Before Flack’s version, “The First Time Ever I Saw Your Face” was a folk song. But Flack’s version isn’t really a folk song. It isn’t really a soul song or a jazz song, either. Flack wasn’t a soul singer in the ’60s sense. She’d played in churches as a kid, but she hadn’t come up through the gospel system, or through the chitlin’ circuit. Instead, she was classically trained, used to singing pop songs to opera fans. And so she turns the song into an elegant sprawl. Her version is more than twice as long as Seeger’s original. She forces you to sit with it, to consider what the song says.

Instrumentally, it’s a sparse song. Flack has bass and drums and guitar and strings behind her, but none of them do too much. She keeps her own piano spare, too. Flack’s band is mostly made up of seasoned jazz players who know how to stay out of her way. Ron Carter’s bass is a quiet heartbeat. Drummer Ray Lucas limits himself to tickling his cymbals every so often. Guitarist Bucky Pizzarelli plays delicate acoustic filigrees. Everyone just clears out of the lane and lets Flack go to work.

And she’s a wonder. Flack stretches her syllables out, letting her vibrato linger. She exhales the word face as a long breath. And she softly twirls the absolute devotion in MacColl’s words — “I thought the sun rose in your eyes / And the moon and the stars / Were the gifts you gave / To the dark, and the endless skies” — around in her mouth. It’s a warm reverie, a blissed-out daydream.
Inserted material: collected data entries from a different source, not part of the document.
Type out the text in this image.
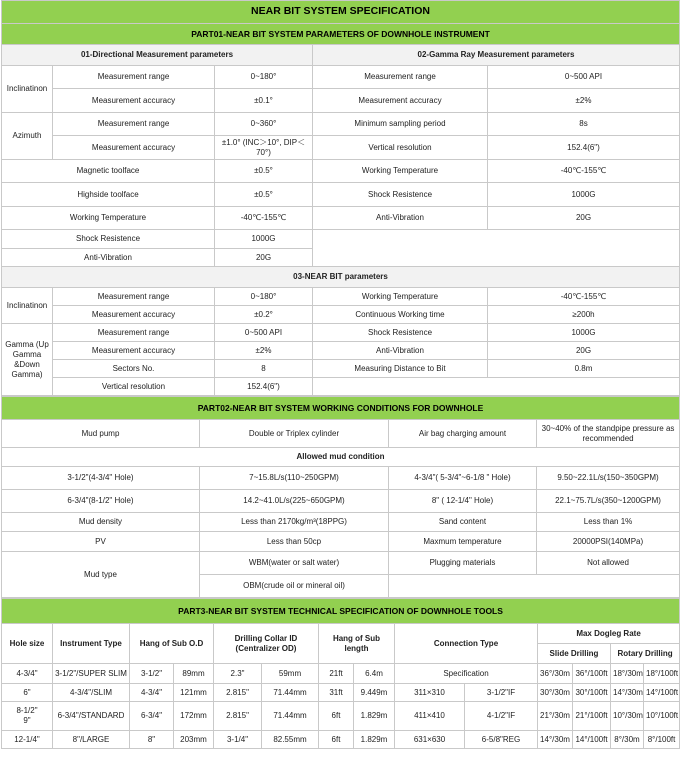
NEAR BIT SYSTEM SPECIFICATION				
PART01-NEAR BIT SYSTEM PARAMETERS OF DOWNHOLE INSTRUMENT				
01-Directional Measurement parameters			02-Gamma Ray Measurement parameters	
Inclinatinon	Measurement range	0~180°	Measurement range	0~500 API
	Measurement accuracy	±0.1°	Measurement accuracy	±2%
Azimuth	Measurement range	0~360°	Minimum sampling period	8s
	Measurement accuracy	±1.0° (INC＞10°, DIP＜70°)	Vertical resolution	152.4(6")
Magnetic toolface		±0.5°	Working Temperature	-40℃-155℃
Highside toolface		±0.5°	Shock Resistence	1000G
Working Temperature		-40℃-155℃	Anti-Vibration	20G
Shock Resistence		1000G		
Anti-Vibration		20G		
03-NEAR BIT parameters				
Inclinatinon	Measurement range	0~180°	Working Temperature	-40℃-155℃
	Measurement accuracy	±0.2°	Continuous Working time	≥200h
Gamma (Up Gamma &Down Gamma)	Measurement range	0~500 API	Shock Resistence	1000G
	Measurement accuracy	±2%	Anti-Vibration	20G
	Sectors No.	8	Measuring Distance to Bit	0.8m
	Vertical resolution	152.4(6")		
PART02-NEAR BIT SYSTEM WORKING CONDITIONS FOR DOWNHOLE			
Mud pump	Double or Triplex cylinder	Air bag charging amount	30~40% of the standpipe pressure as recommended
Allowed mud condition			
3-1/2"(4-3/4" Hole)	7~15.8L/s(110~250GPM)	4-3/4"( 5-3/4"~6-1/8 " Hole)	9.50~22.1L/s(150~350GPM)
6-3/4"(8-1/2" Hole)	14.2~41.0L/s(225~650GPM)	8" ( 12-1/4" Hole)	22.1~75.7L/s(350~1200GPM)
Mud density	Less than 2170kg/m³(18PPG)	Sand content	Less than 1%
PV	Less than 50cp	Maxmum temperature	20000PSI(140MPa)
Mud type	WBM(water or salt water)	Plugging materials	Not allowed
	OBM(crude oil or mineral oil)		
PART3-NEAR BIT SYSTEM TECHNICAL SPECIFICATION OF DOWNHOLE TOOLS													
Hole size	Instrument Type	Hang of Sub O.D		Drilling Collar ID (Centralizer OD)		Hang of Sub length		Connection Type		Max Dogleg Rate			
										Slide Drilling		Rotary Drilling	
4-3/4"	3-1/2"/SUPER SLIM	3-1/2"	89mm	2.3"	59mm	21ft	6.4m	Specification		36°/30m	36°/100ft	18°/30m	18°/100ft
6"	4-3/4"/SLIM	4-3/4"	121mm	2.815"	71.44mm	31ft	9.449m	311×310	3-1/2"IF	30°/30m	30°/100ft	14°/30m	14°/100ft
8-1/2"
9"	6-3/4"/STANDARD	6-3/4"	172mm	2.815"	71.44mm	6ft	1.829m	411×410	4-1/2"IF	21°/30m	21°/100ft	10°/30m	10°/100ft
12-1/4"	8"/LARGE	8"	203mm	3-1/4"	82.55mm	6ft	1.829m	631×630	6-5/8"REG	14°/30m	14°/100ft	8°/30m	8°/100ft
There are a lot of reasons to be pissed at Clint Eastwood. There’s the baffling chair speech at that one Republican National Convention. There’s the way he casually and affectionately throws around racial epithets in Gran Turino. There’s the way so much of the American fetish for cops can be traced to how cool Eastwood was in Dirty Harry. But Eastwood has been responsible for a lot of great things, too: Unforgiven, the Man With No Name trilogy, the best-ever version of squinty ice-blooded silence. And the next time you make fun of him, consider the idea that, without him, you probably would’ve never heard this song.

GRADE: 9/10

BONUS BEATS: The Flaming Lips and Erykah Badu recorded a psychedelic 10-minute version of “The First Time Every I Saw Your Face” in 2012. Then the Flaming Lips recorded a porny video for the song, in which Badu’s sister Nayrok got naked and squirmed around in fake blood. This led to a very entertaining online beef between Wayne Coyne and Badu, which did not make Coyne look good. Here’s their version of the song:

(Badu’s highest-charting song is 2000’s “Bag Lady.” It peaked at #6, and it’s a 10.)

THE NUMBER TWOS: Joe Tex’s raw and horny soul stomper “I Gotcha” peaked at #2 behind “The First Time Ever I Saw Your Face.” It’s an 8.